As I've said multiple times, there are issues that go beyond simple lag, which is obviously an unavoidable fact of internet gaming.Of particular importance: "Latency is an unavoidable fact of online games, caused by not only network latency, which is largely out of a game's control, but also latency inherent in the way game simulations are run"
Are you really so desperate for validation that you need me to pat you on the head for pointing out obvious truths, even though they're irrelevant to the topic at hand? I mean, yeah, if someone bought a business or professional grade router instead of a consumer model, they'd be "rated for higher traffic" even if that would make zero difference to 99% of home setups. And yes, obviously connections over the internet suffer lag from time to time but again, lots of games manage to deal with that unavoidable fact without allowing every client connected to an instance to see their own distinct version of events. So well done mate, have a biscuit.I don't want the last word - but wouldn't mind a simple "that makes sense".
Well, if you and so many others are correct and there are no problems with the engine that aren't down to user error/bad equipment, why do we see some of these bugs fixed in patches? I have a very hard time believing you or any of the other professed IT wizards in this thread are very good at your day jobs when you're so closed to the possibility of intermittent or hard to replicate bugs that only show up for a subset of users.And again - I've never once said there aren't or can't be issues with the Cobra Engine's networking components - I've not had a reason to do any traffic analysis, so I can only speculate that it makes heavy use of UDP, so it very well could have some problems with error control, flow control or datagram routing. Though I, like so many others, believe if this were the case, the issues resulting from this would be far more widespread, that is, everyone would have them, most or all of the time.

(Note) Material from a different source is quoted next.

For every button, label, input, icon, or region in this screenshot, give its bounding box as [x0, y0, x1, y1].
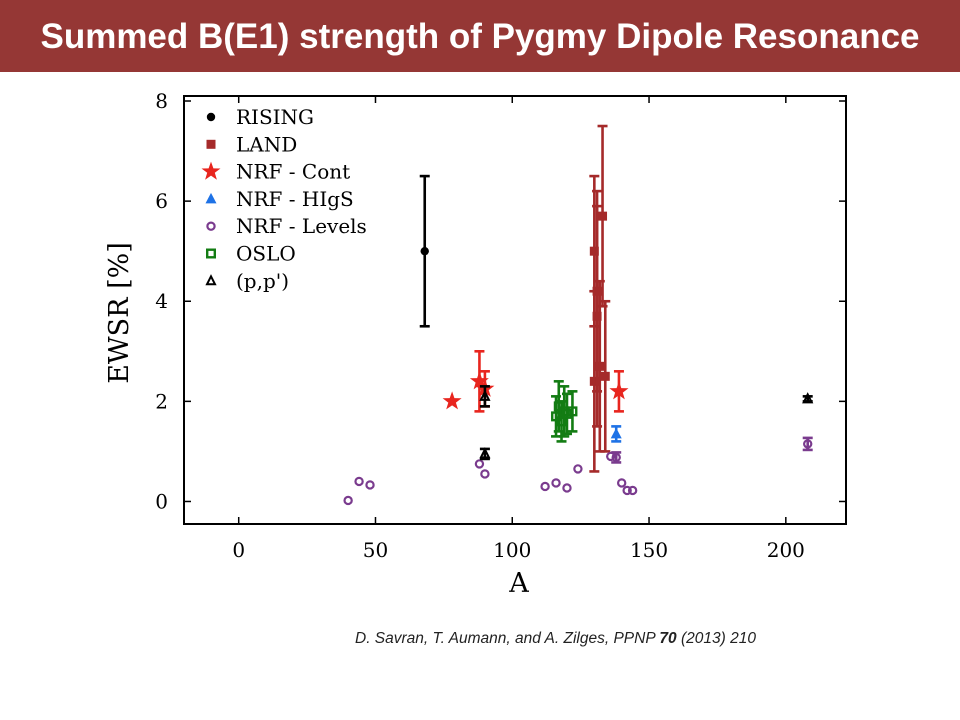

You keep saying this but I'm yet to see any proof of it. Admittedly a player in a spaceship has six degrees of freedom, which is more than most games but most games have more players than the average Elite instance, plus on a client/server model, updates would need to be sent out for any and all NPCs involved (based on the fact that a multicrew instance can desync entirely without the game becoming unplayable, it's a reasonably safe bet that Elite isn't sending any such data and just relying on each client to determine NPC positions for itself)."But this other game runs perfectly..."
And is probably less demanding, at least in terms of network traffic. Less precision required, less information to update per tick, see the above articles.